I read fourteen books in December and January, mostly fiction though I was also researching for my third novel (hopefully!). Here are my five favourite reads:
A family leave New York for a holiday in a remote corner of Long Island. Their rented house is beautiful and all is well until one night there’s a knock at the door. An older couple have arrived, claiming that they own the house and have had to flee the city. Something has happened but what? With the internet down and no TV or phone service how will they find out? I hated all the characters but that didn’t make this book any less terrifying to read.

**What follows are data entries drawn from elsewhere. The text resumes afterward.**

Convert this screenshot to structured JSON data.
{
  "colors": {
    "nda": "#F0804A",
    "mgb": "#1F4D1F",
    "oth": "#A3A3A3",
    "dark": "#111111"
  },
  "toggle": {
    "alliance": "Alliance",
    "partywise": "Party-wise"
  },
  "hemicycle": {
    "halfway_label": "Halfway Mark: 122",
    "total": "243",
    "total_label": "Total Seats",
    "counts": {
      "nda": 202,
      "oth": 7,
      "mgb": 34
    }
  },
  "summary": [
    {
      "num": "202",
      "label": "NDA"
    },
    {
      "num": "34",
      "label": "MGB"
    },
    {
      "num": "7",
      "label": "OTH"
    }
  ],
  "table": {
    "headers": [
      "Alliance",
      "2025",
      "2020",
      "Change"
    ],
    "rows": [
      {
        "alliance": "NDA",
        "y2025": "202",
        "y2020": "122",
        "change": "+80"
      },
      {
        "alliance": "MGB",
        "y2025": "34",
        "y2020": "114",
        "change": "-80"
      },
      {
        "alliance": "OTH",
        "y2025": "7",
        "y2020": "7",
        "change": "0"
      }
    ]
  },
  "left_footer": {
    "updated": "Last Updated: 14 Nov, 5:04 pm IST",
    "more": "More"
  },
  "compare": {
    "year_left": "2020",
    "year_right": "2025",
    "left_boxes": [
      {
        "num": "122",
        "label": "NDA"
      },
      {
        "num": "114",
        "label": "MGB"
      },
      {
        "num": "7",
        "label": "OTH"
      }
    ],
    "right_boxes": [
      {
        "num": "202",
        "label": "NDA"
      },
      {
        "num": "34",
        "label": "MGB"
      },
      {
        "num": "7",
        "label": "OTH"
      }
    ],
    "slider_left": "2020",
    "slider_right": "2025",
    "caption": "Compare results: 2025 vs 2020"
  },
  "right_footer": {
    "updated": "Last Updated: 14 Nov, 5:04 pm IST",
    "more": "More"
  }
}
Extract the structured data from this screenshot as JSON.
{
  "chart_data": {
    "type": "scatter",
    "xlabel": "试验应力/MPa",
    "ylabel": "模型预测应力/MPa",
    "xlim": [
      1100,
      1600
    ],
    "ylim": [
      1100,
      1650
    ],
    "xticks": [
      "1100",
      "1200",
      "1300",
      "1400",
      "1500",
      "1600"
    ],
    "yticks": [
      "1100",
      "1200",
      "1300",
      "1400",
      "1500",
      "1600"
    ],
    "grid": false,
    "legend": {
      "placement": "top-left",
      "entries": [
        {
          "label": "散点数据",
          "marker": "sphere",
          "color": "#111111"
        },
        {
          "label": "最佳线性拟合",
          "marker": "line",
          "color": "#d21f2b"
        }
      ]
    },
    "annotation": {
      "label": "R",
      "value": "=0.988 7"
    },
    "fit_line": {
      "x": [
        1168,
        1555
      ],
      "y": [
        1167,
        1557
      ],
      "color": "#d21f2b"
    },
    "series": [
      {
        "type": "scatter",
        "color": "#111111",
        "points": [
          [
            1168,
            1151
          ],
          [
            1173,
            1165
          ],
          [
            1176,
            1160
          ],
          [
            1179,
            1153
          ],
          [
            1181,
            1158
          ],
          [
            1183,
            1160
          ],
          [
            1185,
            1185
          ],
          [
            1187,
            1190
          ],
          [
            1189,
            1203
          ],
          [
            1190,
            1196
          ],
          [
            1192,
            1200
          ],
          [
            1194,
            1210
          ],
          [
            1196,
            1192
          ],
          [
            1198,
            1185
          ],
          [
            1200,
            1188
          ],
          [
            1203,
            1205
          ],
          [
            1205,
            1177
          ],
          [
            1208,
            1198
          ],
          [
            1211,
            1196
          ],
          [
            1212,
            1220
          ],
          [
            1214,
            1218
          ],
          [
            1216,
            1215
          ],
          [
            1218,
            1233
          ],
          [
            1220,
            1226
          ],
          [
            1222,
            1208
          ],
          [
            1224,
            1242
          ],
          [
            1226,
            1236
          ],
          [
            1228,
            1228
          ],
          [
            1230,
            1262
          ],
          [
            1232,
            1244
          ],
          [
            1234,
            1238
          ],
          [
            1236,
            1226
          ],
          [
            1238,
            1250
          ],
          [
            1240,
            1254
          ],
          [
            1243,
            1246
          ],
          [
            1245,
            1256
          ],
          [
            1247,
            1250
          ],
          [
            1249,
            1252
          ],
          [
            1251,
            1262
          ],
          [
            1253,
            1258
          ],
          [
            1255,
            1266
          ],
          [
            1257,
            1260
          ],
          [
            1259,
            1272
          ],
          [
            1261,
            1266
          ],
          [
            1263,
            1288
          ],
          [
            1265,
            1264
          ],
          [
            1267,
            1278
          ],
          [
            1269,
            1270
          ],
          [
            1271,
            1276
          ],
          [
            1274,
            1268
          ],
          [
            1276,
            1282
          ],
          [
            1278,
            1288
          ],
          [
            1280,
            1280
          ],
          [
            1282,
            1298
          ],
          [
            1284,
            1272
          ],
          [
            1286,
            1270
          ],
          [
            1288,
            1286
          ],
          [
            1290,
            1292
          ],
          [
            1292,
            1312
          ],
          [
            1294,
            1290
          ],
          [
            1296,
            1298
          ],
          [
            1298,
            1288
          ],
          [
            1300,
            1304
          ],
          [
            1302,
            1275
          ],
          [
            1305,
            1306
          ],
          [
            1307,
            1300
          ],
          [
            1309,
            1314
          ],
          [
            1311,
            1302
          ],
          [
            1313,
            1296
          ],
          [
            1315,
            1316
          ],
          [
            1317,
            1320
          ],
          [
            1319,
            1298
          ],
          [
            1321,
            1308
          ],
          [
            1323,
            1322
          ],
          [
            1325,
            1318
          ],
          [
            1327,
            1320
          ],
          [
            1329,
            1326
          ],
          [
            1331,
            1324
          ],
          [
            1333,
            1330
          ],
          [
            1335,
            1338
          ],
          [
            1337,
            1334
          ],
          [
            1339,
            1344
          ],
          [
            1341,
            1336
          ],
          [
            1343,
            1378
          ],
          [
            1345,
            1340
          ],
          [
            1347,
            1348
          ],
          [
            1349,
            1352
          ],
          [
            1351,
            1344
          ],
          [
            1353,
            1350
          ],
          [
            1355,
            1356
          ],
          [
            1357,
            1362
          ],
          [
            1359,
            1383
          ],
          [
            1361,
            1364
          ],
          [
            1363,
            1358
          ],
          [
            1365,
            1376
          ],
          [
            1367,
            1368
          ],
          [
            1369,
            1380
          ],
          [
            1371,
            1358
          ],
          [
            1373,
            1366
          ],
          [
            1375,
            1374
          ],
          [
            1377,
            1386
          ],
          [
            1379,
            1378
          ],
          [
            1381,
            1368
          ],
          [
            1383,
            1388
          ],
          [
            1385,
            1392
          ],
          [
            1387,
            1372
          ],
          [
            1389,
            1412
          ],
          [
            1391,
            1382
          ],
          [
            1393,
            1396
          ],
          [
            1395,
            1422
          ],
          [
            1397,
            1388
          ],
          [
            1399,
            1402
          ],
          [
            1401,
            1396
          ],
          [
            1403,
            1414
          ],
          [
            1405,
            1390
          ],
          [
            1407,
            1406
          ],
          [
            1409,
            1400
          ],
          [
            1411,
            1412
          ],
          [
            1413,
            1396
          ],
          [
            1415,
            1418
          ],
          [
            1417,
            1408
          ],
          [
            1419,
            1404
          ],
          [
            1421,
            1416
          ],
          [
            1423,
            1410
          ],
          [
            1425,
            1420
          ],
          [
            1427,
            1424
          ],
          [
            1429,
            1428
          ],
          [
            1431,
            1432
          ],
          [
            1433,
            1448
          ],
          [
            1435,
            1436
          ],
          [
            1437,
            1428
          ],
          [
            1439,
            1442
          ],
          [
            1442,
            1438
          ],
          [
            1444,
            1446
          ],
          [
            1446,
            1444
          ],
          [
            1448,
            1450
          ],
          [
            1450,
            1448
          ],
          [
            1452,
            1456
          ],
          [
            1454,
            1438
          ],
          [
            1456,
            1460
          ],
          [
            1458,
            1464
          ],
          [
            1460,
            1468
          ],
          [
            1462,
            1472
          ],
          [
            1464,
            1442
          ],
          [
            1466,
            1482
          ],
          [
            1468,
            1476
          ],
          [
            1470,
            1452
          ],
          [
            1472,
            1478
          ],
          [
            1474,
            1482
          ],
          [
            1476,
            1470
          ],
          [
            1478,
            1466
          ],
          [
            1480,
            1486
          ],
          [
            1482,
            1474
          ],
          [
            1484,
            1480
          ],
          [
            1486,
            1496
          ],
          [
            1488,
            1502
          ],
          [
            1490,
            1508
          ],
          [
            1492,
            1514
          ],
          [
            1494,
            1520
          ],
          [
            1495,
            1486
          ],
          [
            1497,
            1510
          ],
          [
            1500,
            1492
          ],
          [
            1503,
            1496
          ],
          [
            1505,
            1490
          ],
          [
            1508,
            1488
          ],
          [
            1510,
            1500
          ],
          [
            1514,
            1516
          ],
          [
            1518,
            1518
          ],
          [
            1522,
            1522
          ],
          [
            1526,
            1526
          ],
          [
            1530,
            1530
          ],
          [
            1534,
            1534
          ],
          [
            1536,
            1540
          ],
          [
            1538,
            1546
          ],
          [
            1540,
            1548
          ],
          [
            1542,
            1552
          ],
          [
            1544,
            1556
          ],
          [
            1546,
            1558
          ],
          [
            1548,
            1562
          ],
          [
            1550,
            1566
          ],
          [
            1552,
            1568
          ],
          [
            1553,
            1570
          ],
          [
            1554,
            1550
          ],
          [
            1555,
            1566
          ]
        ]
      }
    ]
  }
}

Allie Reynolds’ debut came highly recommended and I read it in a day. Milla is invited to a reunion in a French ski resort. She hasn’t seen her snowboarder friends for ten years, ever since one of them, Saskia, went missing. When they find themselves trapped in the ski lodge, the old secrets start to emerge… At its most basic this is a locked room mystery but I loved the flashbacks in particular, showing Milla as she tries to advance her career as a snowboarder, examining the pressures and rewards of professional sports.
The second in the Daniel Leicester series set in Bologna, this novel is perfect for any fans of Donna Leon. Leicester is an English private detective, widowed and bringing up his teenage daughter with the help of his wife’s family. In this novel he is employed to find a missing American ‘supertaster’ who came to Bologna for the truffle season. I found myself immersed in this investigation into the murky side of Italy’s food industry.

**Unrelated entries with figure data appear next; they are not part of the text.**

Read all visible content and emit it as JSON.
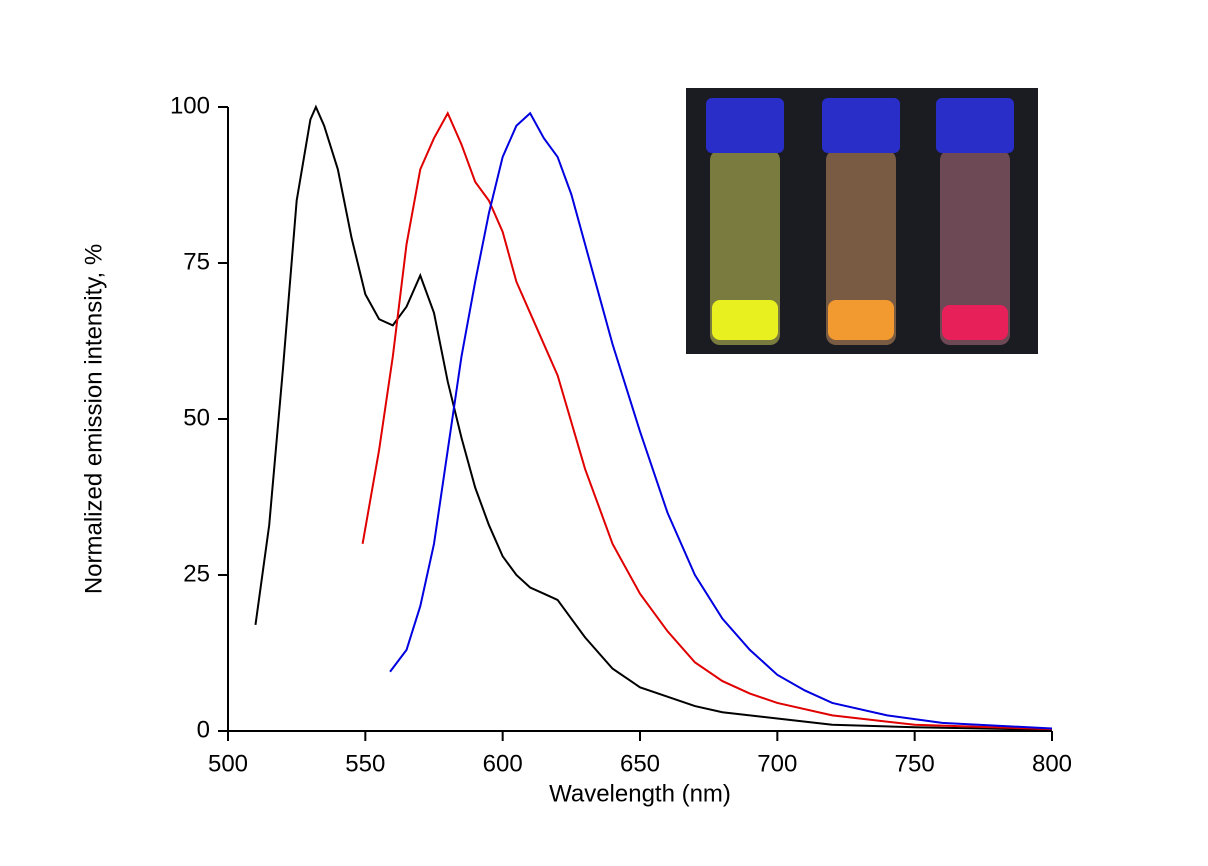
{
  "chart_data": {
    "type": "line",
    "x_label": "Wavelength (nm)",
    "y_label": "Normalized emission intensity, %",
    "xlim": [
      500,
      800
    ],
    "ylim": [
      0,
      100
    ],
    "xticks": [
      500,
      550,
      600,
      650,
      700,
      750,
      800
    ],
    "yticks": [
      0,
      25,
      50,
      75,
      100
    ],
    "series": [
      {
        "color": "#000000",
        "x": [
          510,
          515,
          520,
          525,
          530,
          532,
          535,
          540,
          545,
          550,
          555,
          560,
          565,
          570,
          575,
          580,
          585,
          590,
          595,
          600,
          605,
          610,
          615,
          620,
          625,
          630,
          640,
          650,
          660,
          670,
          680,
          700,
          720,
          750,
          800
        ],
        "values": [
          17,
          33,
          58,
          85,
          98,
          100,
          97,
          90,
          79,
          70,
          66,
          65,
          68,
          73,
          67,
          56,
          47,
          39,
          33,
          28,
          25,
          23,
          22,
          21,
          18,
          15,
          10,
          7,
          5.5,
          4,
          3,
          2,
          1,
          0.6,
          0.2
        ]
      },
      {
        "color": "#e00000",
        "x": [
          549,
          555,
          560,
          565,
          570,
          575,
          580,
          585,
          590,
          595,
          600,
          605,
          610,
          620,
          630,
          640,
          650,
          660,
          670,
          680,
          690,
          700,
          720,
          750,
          800
        ],
        "values": [
          30,
          45,
          60,
          78,
          90,
          95,
          99,
          94,
          88,
          85,
          80,
          72,
          67,
          57,
          42,
          30,
          22,
          16,
          11,
          8,
          6,
          4.5,
          2.5,
          1,
          0.3
        ]
      },
      {
        "color": "#0000e0",
        "x": [
          559,
          565,
          570,
          575,
          580,
          585,
          590,
          595,
          600,
          605,
          610,
          615,
          620,
          625,
          630,
          635,
          640,
          645,
          650,
          660,
          670,
          680,
          690,
          700,
          710,
          720,
          740,
          760,
          800
        ],
        "values": [
          9.5,
          13,
          20,
          30,
          45,
          60,
          72,
          83,
          92,
          97,
          99,
          95,
          92,
          86,
          78,
          70,
          62,
          55,
          48,
          35,
          25,
          18,
          13,
          9,
          6.5,
          4.5,
          2.5,
          1.3,
          0.4
        ]
      }
    ]
  }
}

This debut novel isn’t out until April but you can at least pre-order it now! This is a coming-of-age novel set in the Wisconsin woods. Beautifully written, the story begins with two boys, Bread and Fish, who run away after accidentally shooting Bread’s abusive father. Their plan is to build a raft and take the river to safety but what they don’t know is that there is a gorge up ahead with a drop that has never been survived…. Luckily a misfit group of adult rescuers are on their tail.
What is there left to be said about this wonderful novel? Yes, it is bleak at times, but it’s also uplifting. I’ve read so much about this book that there weren’t any surprises – I was under no illusions that Agnes Bain would overcome her addiction – but that didn’t detract from the experience. The strength of the book is in its characterisation, its chapters providing snapshots of a person’s life. I read this book slowly, wanting to take in each sentence rather than racing through. It deserves all the praise.